For artists looking to create their own decks, small batch, full color printing has become comparatively cheap and easy, requiring no big publishing contract. Independent financing is now available through crowdfunding platforms like Kickstarter and Indiegogo (to give you just an idea of their popularity, there are over three hundred Tarot projects currently on Kickstarter alone). “I’ve got my third eye on those sites to keep myself aware of new decks,” says Armády, who regularly combs through crowdfunding sites for new projects. “There are just so many coming up.”
In the age of social media, Tarot seems perfectly attuned to meet our current cultural consumption. “Tarot has really survived when other forms of divination have dropped off, and there’s a reason for that. Maybe it is because it’s easier to throw a deck of cards into your bag rather than carry around your crystal ball,” jokes Armády, though she’s not far off. A tactile and visually arresting object that is supremely portable, Tarot decks also facilitate connection and community through platforms like Instagram. It’s also perfect for the rise of live video broadcasting, allowing readers to connect with individual clients or massive online audiences as suits their practice. The images artists create for Tarot decks are immediate, archetypal, metaphorical. They pull from experiences and stories that we absorb through our collective culture, not to mention serving as an excellent commercial object.

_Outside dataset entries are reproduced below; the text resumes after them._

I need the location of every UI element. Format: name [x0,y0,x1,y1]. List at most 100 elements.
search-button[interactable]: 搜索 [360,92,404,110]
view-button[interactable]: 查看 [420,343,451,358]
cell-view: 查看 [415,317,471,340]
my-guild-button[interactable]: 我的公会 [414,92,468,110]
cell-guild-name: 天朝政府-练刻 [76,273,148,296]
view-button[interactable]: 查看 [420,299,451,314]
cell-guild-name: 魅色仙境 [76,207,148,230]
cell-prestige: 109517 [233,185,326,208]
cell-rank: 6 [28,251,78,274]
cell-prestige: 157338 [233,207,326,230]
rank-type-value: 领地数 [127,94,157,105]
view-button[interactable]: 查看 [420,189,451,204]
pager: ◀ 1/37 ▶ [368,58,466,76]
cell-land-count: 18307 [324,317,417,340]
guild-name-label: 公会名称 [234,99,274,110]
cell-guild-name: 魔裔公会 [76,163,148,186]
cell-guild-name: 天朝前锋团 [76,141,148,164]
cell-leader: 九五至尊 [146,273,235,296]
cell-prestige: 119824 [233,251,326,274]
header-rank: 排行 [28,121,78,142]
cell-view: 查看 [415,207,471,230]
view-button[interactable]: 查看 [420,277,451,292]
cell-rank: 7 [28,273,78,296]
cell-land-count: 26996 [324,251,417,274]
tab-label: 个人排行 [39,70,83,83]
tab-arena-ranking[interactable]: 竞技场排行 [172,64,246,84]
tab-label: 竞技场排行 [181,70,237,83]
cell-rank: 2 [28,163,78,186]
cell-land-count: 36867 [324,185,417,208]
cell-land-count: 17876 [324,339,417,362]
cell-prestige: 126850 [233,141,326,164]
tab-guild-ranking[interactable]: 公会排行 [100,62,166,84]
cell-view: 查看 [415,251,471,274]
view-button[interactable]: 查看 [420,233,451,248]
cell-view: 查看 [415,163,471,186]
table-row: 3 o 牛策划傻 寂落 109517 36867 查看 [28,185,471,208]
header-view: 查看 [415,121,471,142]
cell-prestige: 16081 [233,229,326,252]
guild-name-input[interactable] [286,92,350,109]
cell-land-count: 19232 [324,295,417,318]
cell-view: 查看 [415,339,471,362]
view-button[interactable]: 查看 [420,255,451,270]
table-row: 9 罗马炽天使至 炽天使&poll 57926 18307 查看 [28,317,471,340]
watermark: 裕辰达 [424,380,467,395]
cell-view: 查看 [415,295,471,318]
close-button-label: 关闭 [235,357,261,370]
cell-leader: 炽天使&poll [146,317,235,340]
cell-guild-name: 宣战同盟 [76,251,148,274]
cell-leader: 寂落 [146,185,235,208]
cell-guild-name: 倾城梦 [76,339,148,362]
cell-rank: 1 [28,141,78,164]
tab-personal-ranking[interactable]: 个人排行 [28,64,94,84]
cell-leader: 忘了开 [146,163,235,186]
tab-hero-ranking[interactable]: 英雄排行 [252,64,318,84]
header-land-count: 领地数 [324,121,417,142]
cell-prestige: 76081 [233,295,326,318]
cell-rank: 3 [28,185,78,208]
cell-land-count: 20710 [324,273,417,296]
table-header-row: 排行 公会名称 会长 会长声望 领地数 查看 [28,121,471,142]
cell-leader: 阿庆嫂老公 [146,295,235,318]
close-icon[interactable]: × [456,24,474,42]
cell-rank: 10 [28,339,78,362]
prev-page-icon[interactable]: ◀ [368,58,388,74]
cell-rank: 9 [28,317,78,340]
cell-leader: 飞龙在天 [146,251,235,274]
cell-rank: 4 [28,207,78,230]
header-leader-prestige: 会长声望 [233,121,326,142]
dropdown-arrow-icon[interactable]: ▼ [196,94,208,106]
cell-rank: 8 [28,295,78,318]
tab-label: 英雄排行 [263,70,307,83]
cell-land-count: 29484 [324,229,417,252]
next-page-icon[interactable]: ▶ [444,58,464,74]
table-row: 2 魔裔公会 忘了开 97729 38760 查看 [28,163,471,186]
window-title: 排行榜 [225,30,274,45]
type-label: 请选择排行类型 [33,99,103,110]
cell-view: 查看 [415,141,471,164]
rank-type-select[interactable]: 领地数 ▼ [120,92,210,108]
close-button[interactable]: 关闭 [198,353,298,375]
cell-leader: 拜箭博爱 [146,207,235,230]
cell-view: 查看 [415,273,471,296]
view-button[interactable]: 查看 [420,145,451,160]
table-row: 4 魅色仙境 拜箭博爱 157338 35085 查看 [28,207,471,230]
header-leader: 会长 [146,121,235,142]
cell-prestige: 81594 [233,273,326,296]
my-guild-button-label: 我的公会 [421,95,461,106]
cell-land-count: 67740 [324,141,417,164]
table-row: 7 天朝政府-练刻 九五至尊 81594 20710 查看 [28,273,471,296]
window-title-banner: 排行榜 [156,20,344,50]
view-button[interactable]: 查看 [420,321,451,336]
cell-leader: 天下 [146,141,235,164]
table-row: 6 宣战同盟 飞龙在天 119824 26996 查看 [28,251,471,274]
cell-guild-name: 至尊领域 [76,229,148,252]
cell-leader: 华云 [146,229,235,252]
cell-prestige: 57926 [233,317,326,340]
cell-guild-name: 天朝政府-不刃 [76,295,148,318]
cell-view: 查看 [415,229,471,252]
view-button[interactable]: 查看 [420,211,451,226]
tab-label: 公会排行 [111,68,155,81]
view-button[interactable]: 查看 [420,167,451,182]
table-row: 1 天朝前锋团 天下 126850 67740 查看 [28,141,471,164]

Catland Books, Brooklyn’s haven for all things occult and esoteric, is exactly the kind of independent store in which independent decks thrive. Damon Stang, the senior reader at Catland, has been engaged with Tarot since he was a child. At a young age, Stang stumbled upon Tarot resources like the The Encyclopedia of Tarot in his local library, which opened a wide world of decks to him. Later, he was taken under the wing of mentor with an extensive collection. Stang sees the independence of the current tarot deck designers as a boon for artists who wish to work outside major publishing contracts, noting that there are two sides to self-publication for a reader looking at buying decks. “Some self published decks take a freestyle or whimsical approach to certain key design elements that I feel are essential to the oracular structure of Tarot, so although they may be beautiful art, I am unable to use them in readings,” he points out. Even so, he follows along with crowdfunding campaigns and contributes to decks that excite him. And even though that first deck wasn’t necessarily an art piece, he still cherished it. “I still have my very first Tarot pack, which is now completely beaten up. I love it so much that even though I can’t use it anymore, I should get it framed.”
For both Reed and Stang, what really works for them is the structure and the quality of a deck. Indies are now often on luxurious stock, with gilt edges, or sturdy boxes. But at the end of the day, durability is king. “I’m a Rider Waite Smith gal at heart so it’s always my workhorse deck,” notes Reed. “Frankly, I don’t care if it’s mass produced or indie as long as it doesn’t fall apart with a vigorous shuffle!”